Diaspora and the loss of language
2012-02-13
(This was originally posted at Womanist Musings. Reprinting here for archival purposes.)
For those of us PoC born in an English speaking country, or in some other country where you end up speaking the colonizer’s language as your first (and, especially in NA, only) language. And the article (find link) noting that many trans* people dislike the terms or language available to those of us who speak english makes me think…
I do (poorly) speak a language that isn’t English, but I rarely get the chance to use it. Moreover, I only started learning (Mandarin) Chinese (in part) because Tagalog was unavailable to me (they don’t really teach it any where in NA other than the University of Hawaii). And I would still love the opportunity to learn it. Except, at this late juncture the thought of learning another language exhausts me and I’m not sure that I would have either the time or the energy to do so.
More importantly, while I’m not a believer in linguistic determinism (i.e., the notion that language determines thought/reality), language is an important repository of culture. Indeed, it is important enough that it was one of the (many) things stripped from slaves or the Indigenous people of NA. This wasn’t an arbitrary or meaningless thing. And I think about the continued increase of english, the already huge amount of people speaking spanish, and all the other languages lost to colonization.
I think about the all the PoC living in diasporas and those who have completely lost this very fundamental with their culture. I begin to wonder the impact it has on how we engage with the world when all we have is the language of our colonizers. I think about all the continued debates about language in social justice circles and think about the many, many ways the many important and multiple analyses by PoC on how white supremacy is encoded into English. And I think about how this is we gotta use this language to talk about ourselves and try to liberate our minds.
I also think of how liberating it was to find a non-English word, in Tagalog, that exactly represented and referred to my identity in ways that any English word never did. In part it was because it allowed me to discover stories that were similar to my own, that I could identify with. It was the first time I felt like I belonged in a community… But a community that thrives in diasporas and in the homeland. Moreover, communities where my participation would be limited because I don’t speak the language (in this case, Swardspeak or Tagalog).

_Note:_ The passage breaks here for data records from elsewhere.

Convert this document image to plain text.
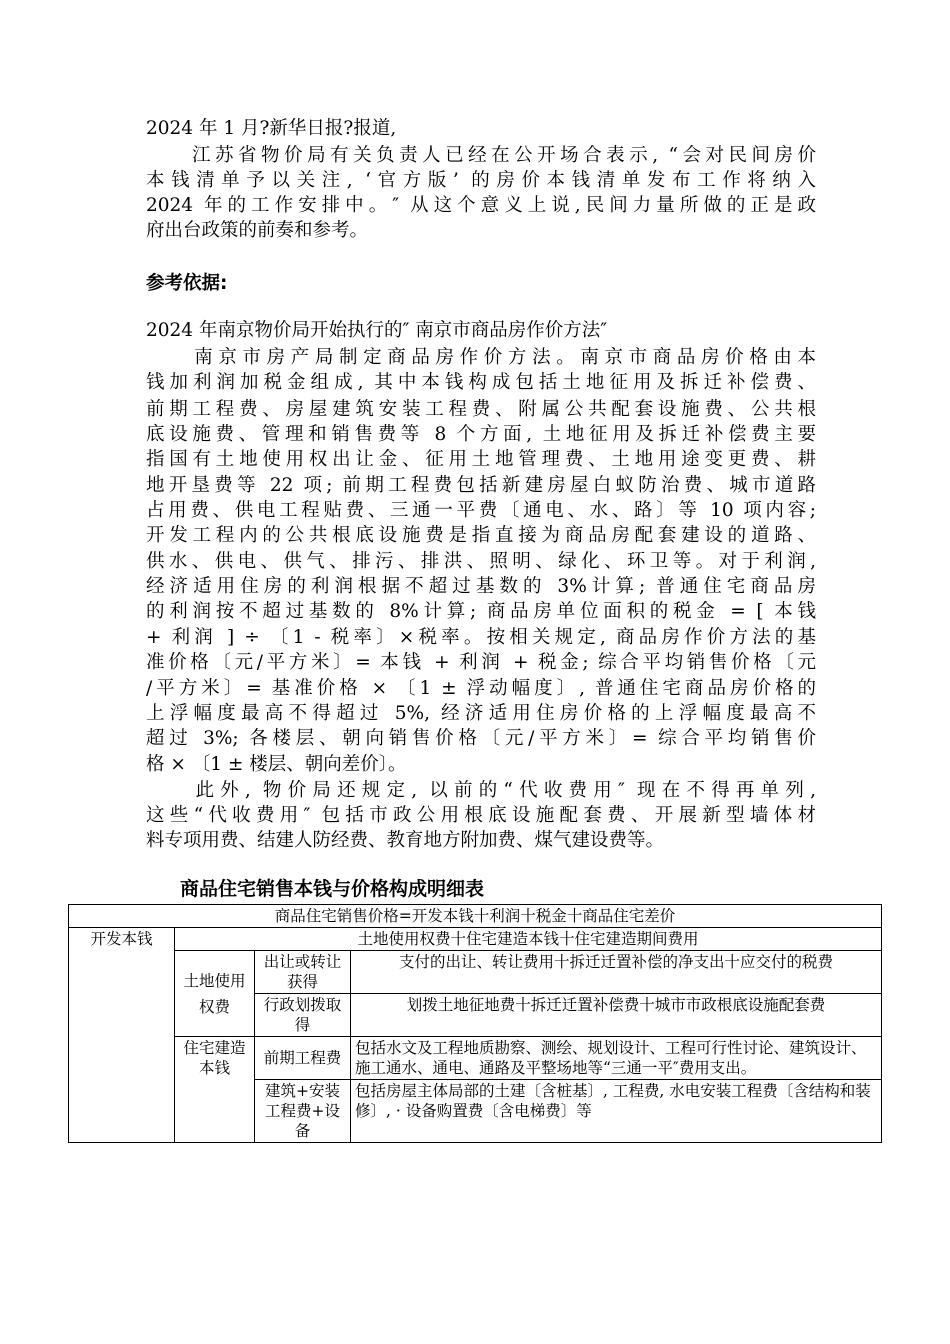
2024 年 1 月?新华日报?报道,
　　江苏省物价局有关负责人已经在公开场合表示, “会对民间房价
本钱清单予以关注, ‘官方版’ 的房价本钱清单发布工作将纳入
2024 年的工作安排中。″ 从这个意义上说,民间力量所做的正是政
府出台政策的前奏和参考。
参考依据:
2024 年南京物价局开始执行的″ 南京市商品房作价方法″
　　南京市房产局制定商品房作价方法。南京市商品房价格由本
钱加利润加税金组成, 其中本钱构成包括土地征用及拆迁补偿费、
前期工程费、房屋建筑安装工程费、附属公共配套设施费、公共根
底设施费、管理和销售费等 8 个方面, 土地征用及拆迁补偿费主要
指国有土地使用权出让金、征用土地管理费、土地用途变更费、耕
地开垦费等 22 项; 前期工程费包括新建房屋白蚁防治费、城市道路
占用费、供电工程贴费、三通一平费〔通电、水、路〕等 10 项内容;
开发工程内的公共根底设施费是指直接为商品房配套建设的道路、
供水、供电、供气、排污、排洪、照明、绿化、环卫等。对于利润,
经济适用住房的利润根据不超过基数的 3%计算; 普通住宅商品房
的利润按不超过基数的 8%计算; 商品房单位面积的税金 = [ 本钱
+ 利润 ] ÷ 〔1 - 税率〕×税率。按相关规定, 商品房作价方法的基
准价格〔元/平方米〕= 本钱 + 利润 + 税金; 综合平均销售价格〔元
/平方米〕= 基准价格 × 〔1 ± 浮动幅度〕, 普通住宅商品房价格的
上浮幅度最高不得超过 5%, 经济适用住房价格的上浮幅度最高不
超过 3%; 各楼层、朝向销售价格〔元/平方米〕= 综合平均销售价
格 × 〔1 ± 楼层、朝向差价〕。
　　此外, 物价局还规定, 以前的“代收费用″ 现在不得再单列,
这些“代收费用″ 包括市政公用根底设施配套费、开展新型墙体材
料专项用费、结建人防经费、教育地方附加费、煤气建设费等。
商品住宅销售本钱与价格构成明细表
商品住宅销售价格=开发本钱十利润十税金十商品住宅差价			
开发本钱	土地使用权费十住宅建造本钱十住宅建造期间费用		
	土地使用权费	出让或转让获得	支付的出让、转让费用十拆迁迁置补偿的净支出十应交付的税费
		行政划拨取得	划拨土地征地费十拆迁迁置补偿费十城市市政根底设施配套费
	住宅建造本钱	前期工程费	包括水文及工程地质勘察、测绘、规划设计、工程可行性讨论、建筑设计、施工通水、通电、通路及平整场地等“三通一平″费用支出。
		建筑+安装工程费+设备	包括房屋主体局部的土建〔含桩基〕, 工程费, 水电安装工程费〔含结构和装修〕, · 设备购置费〔含电梯费〕等
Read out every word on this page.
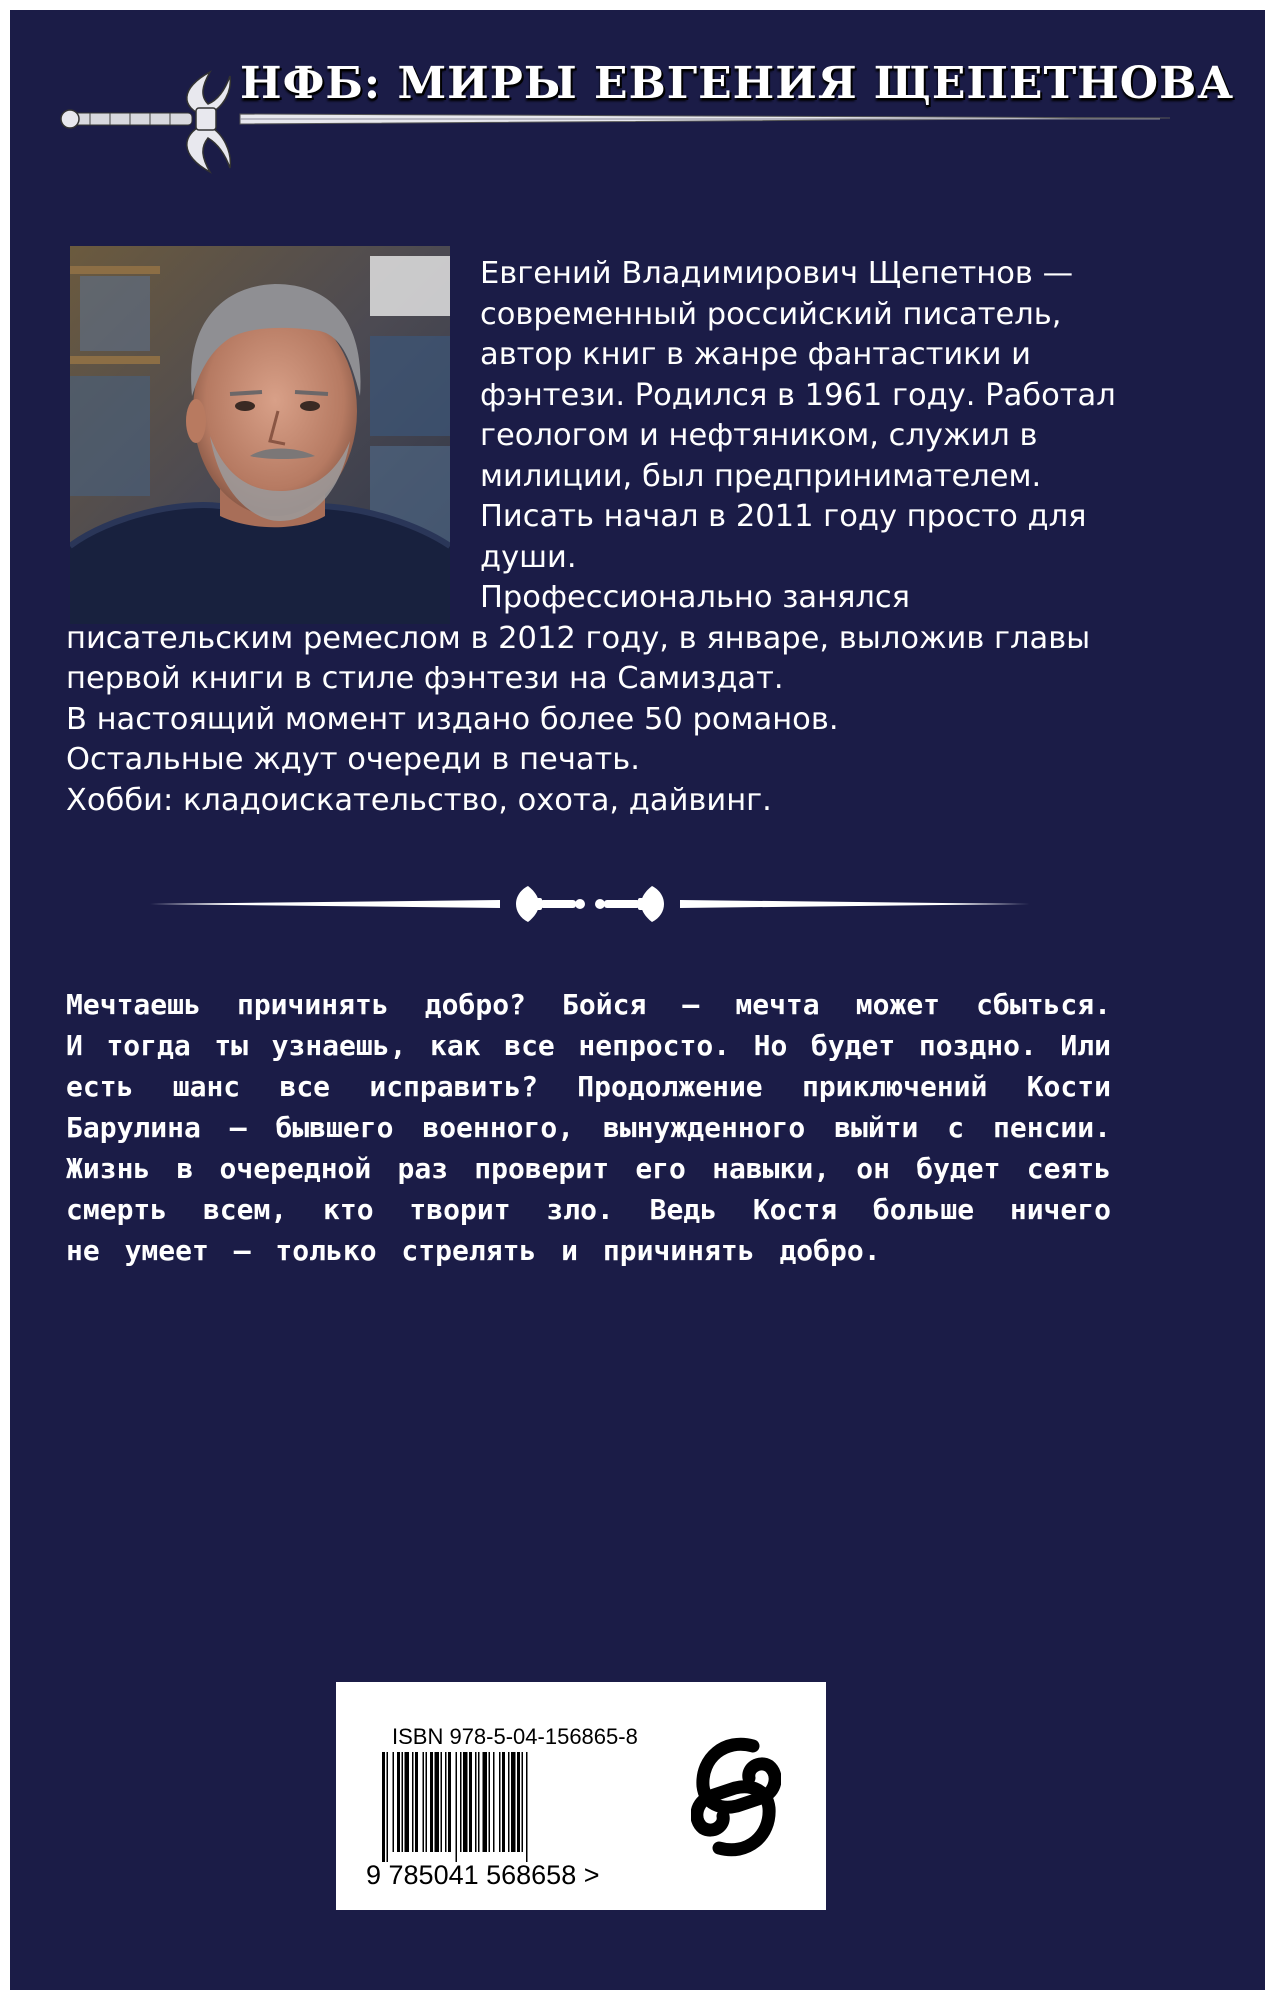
НФБ: МИРЫ ЕВГЕНИЯ ЩЕПЕТНОВА
Евгений Владимирович Щепетнов —
современный российский писатель,
автор книг в жанре фантастики и
фэнтези. Родился в 1961 году. Работал
геологом и нефтяником, служил в
милиции, был предпринимателем.
Писать начал в 2011 году просто для
души.
Профессионально занялся
писательским ремеслом в 2012 году, в январе, выложив главы
первой книги в стиле фэнтези на Самиздат.
В настоящий момент издано более 50 романов.
Остальные ждут очереди в печать.
Хобби: кладоискательство, охота, дайвинг.
Мечтаешь причинять добро? Бойся – мечта может сбыться.
И тогда ты узнаешь, как все непросто. Но будет поздно. Или
есть шанс все исправить? Продолжение приключений Кости
Барулина – бывшего военного, вынужденного выйти с пенсии.
Жизнь в очередной раз проверит его навыки, он будет сеять
смерть всем, кто творит зло. Ведь Костя больше ничего
не умеет – только стрелять и причинять добро.
ISBN 978-5-04-156865-8
9 785041 568658 >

Of course, I am not implying that we cannot use English to liberate and decolonize our minds. Or that the continued efforts to remove white supremacy and all the encoded oppression in English from the language are in vain. Especially since, for so many of us, it is the only language we have. In this sense, the battles we fight over language are so very, very important. Because our language codes oppression and has often been used as a means to oppress people, which is why it can become so liberating to use language to decolonize ourselves.
One of the key was we do this is by talking to each other. By sharing our experiences and articulating our worlds. Every time we are not silent and every time we communicate with each other we take this tool of oppression and make into an instrument of liberation.